Kenya’s private sector activity hit a 15-month low in July as PMI survey data signalled a decline in new orders and muted business confidence.
The Markit Stanbic Bank Kenya Purchasing Managers’ Index (PMI) remained below the 50.0 no-change mark for the fourth successive month falling to 46.3 from 46.8 in June.
Readings above 50.0 signal an improvement in business conditions on the previous month, while readings below 50.0 show a deterioration.
The decline in new orders during the month saw companies scale back their purchasing activity, the survey notes.
“Business volumes were subdued in the private sector by uncertainty around the upcoming election, plus inflationary pressures which deterred customers from committing to new projects,” it said.
Even so, stock purchases continued to rise, with some firms trying to ensure that inventory levels were sufficient for future order needs.

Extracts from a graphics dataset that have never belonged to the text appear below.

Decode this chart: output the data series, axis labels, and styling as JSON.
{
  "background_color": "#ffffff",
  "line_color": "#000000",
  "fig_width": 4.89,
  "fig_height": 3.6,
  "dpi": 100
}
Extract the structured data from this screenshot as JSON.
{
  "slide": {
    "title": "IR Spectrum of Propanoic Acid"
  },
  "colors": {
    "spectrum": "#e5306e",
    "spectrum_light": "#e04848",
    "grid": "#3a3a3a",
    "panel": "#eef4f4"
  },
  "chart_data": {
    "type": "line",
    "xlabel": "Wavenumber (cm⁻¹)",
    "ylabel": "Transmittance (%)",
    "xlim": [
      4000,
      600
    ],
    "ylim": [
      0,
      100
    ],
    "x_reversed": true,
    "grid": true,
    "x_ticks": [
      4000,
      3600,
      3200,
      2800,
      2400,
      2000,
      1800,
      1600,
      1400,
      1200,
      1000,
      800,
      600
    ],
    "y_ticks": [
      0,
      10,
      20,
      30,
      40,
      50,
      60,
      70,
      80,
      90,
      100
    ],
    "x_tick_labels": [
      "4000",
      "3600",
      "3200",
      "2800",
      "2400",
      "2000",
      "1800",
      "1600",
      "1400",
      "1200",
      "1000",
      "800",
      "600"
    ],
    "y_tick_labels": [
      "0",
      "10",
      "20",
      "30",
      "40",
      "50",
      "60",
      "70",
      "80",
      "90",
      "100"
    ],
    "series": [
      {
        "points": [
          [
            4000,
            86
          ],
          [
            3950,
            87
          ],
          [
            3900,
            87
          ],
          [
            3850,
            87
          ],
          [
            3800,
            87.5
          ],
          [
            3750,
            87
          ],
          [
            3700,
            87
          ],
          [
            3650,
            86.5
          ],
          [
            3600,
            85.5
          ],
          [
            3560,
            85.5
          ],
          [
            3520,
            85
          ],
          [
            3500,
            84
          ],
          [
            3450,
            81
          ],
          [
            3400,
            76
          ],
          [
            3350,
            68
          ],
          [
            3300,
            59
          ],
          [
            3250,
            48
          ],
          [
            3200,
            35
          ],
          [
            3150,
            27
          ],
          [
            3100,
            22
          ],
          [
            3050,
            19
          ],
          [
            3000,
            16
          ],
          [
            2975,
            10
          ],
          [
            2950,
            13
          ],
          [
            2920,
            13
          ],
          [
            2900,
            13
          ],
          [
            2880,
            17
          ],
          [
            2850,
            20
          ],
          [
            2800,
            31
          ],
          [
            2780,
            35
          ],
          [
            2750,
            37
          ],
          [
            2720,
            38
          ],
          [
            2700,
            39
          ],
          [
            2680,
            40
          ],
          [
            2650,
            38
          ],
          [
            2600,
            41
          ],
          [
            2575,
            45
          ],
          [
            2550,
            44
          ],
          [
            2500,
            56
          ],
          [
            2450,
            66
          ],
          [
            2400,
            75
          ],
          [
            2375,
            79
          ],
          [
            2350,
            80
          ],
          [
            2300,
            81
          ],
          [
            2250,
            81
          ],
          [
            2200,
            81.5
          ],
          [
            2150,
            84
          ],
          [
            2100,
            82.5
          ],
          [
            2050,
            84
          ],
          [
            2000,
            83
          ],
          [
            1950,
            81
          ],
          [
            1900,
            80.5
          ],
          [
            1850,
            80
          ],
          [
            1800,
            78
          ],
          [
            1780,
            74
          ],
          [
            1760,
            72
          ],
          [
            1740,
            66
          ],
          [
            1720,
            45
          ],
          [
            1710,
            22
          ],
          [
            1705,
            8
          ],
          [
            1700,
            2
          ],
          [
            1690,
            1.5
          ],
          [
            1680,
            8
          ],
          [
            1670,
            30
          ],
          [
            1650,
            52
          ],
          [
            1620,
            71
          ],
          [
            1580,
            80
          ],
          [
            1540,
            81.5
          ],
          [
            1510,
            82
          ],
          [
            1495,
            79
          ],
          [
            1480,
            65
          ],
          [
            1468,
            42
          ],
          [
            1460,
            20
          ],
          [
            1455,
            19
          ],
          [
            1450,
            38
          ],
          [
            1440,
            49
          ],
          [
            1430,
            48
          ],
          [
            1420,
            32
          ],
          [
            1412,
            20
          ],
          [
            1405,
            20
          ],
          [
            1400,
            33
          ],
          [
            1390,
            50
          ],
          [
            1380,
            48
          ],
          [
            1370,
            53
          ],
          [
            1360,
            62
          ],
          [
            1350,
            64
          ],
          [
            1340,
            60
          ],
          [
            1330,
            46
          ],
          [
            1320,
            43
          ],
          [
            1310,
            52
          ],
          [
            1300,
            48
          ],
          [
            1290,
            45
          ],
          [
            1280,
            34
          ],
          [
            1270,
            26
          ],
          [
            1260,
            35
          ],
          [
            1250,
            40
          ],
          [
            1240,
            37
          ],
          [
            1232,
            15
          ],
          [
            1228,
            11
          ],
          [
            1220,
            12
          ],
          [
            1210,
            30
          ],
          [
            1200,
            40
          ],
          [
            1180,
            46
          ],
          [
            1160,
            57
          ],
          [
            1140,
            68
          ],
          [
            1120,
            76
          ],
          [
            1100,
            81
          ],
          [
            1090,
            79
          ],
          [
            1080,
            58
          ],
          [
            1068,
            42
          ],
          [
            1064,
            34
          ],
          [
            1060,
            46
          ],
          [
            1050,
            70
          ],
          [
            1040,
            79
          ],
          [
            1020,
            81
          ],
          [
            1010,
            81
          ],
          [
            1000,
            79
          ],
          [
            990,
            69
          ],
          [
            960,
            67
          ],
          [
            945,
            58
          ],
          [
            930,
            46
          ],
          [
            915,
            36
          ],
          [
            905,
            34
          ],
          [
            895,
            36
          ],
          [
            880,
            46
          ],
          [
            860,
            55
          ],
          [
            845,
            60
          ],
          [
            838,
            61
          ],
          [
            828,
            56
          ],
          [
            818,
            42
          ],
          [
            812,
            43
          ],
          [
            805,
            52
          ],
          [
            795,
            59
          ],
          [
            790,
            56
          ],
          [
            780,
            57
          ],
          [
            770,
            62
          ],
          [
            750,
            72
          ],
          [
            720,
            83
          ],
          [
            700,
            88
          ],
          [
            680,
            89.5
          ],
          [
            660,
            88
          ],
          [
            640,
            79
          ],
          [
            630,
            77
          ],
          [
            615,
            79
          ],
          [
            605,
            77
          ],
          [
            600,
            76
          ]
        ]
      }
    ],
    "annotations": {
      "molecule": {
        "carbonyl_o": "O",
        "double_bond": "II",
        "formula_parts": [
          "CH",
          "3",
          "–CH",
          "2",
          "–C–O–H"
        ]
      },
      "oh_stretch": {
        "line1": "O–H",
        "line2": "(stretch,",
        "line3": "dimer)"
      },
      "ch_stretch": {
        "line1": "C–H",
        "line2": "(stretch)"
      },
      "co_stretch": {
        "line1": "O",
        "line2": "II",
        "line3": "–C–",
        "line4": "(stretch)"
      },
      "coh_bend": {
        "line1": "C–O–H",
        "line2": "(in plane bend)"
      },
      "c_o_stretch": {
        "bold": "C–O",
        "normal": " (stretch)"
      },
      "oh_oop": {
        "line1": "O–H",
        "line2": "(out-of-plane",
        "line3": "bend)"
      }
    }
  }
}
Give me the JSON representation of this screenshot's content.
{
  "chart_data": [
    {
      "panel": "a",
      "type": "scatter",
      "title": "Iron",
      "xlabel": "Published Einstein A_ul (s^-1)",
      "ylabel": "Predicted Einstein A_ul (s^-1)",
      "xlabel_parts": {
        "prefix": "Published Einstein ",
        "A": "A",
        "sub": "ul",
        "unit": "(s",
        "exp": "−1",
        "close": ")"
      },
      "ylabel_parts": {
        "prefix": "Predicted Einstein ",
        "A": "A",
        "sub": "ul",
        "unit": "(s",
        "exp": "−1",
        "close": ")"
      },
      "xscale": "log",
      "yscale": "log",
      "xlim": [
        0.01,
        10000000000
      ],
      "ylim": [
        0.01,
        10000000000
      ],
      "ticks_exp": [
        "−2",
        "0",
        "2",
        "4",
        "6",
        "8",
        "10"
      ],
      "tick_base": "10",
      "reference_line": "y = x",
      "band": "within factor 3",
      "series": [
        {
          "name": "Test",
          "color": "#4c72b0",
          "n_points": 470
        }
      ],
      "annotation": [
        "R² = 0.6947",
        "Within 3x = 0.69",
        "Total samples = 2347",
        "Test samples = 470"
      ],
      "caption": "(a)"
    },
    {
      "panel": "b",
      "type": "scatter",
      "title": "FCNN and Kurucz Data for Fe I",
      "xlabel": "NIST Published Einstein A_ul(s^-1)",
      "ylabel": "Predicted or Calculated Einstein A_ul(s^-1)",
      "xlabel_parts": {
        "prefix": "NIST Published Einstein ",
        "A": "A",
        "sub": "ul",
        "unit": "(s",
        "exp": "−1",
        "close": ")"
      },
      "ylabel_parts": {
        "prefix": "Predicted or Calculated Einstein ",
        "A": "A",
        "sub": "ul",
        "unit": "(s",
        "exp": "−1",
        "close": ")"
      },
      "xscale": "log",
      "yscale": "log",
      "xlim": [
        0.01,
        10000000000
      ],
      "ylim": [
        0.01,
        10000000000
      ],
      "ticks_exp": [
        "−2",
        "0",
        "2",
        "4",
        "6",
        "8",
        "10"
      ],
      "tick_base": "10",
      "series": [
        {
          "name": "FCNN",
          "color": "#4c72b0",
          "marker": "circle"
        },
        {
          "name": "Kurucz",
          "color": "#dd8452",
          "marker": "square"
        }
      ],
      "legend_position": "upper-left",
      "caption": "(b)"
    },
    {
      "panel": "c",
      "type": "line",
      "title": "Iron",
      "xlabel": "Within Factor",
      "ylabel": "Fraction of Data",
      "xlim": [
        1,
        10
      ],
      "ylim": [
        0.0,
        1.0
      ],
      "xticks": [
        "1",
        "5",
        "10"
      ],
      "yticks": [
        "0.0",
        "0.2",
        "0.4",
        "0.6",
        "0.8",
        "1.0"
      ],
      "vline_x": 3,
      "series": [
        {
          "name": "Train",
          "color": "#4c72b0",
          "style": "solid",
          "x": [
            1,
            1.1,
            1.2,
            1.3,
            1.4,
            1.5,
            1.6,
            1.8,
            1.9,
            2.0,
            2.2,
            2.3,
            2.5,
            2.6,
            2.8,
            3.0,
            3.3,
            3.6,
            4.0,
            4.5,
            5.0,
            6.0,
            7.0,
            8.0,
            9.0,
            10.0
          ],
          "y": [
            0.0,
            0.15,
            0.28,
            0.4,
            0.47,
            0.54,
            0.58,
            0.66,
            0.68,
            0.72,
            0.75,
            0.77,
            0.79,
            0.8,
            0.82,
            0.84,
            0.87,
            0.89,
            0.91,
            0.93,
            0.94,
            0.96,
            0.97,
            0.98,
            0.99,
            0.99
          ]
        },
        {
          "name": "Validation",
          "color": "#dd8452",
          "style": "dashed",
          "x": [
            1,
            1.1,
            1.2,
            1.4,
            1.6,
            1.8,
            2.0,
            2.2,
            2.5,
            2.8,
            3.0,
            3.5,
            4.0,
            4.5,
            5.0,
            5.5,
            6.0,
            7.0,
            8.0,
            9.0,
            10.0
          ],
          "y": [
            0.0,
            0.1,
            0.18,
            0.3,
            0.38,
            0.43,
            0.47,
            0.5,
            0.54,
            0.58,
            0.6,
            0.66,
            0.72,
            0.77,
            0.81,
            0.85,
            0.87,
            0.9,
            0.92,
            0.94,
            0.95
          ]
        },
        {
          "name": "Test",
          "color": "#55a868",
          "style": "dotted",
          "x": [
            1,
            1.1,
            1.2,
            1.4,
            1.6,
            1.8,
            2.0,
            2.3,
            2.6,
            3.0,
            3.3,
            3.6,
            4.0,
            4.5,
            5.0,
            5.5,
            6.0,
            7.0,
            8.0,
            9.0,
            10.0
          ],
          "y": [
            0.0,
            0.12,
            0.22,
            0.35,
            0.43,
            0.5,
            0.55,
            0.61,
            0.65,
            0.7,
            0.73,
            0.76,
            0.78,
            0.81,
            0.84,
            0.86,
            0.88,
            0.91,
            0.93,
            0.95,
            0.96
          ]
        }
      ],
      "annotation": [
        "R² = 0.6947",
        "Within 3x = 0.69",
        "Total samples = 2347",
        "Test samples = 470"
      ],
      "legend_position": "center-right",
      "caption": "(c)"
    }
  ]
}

The PMI survey further notes that inflation rates remained elevated at the start of the third quarter, despite softening over the month.
Purchase costs also rose at one of the sharpest rates on record in the month, with higher fuel and transportation costs widely reported.
“Increasing food prices, currency weakness, and import taxes all added to purchase price pressures. Staff costs also rose, but only marginally,” the survey noted.
However, on a positive note, employment in the private sector went up, ending a two-month sequence of decline.
Most firms expanded their workforce numbers in July to help provide good quality products and services to their customers. Suppliers were also keen to provide a good service and speed up delivery times for the twenty-sixth month.
The latest improvement in vendor performance was the most marked since October 2021.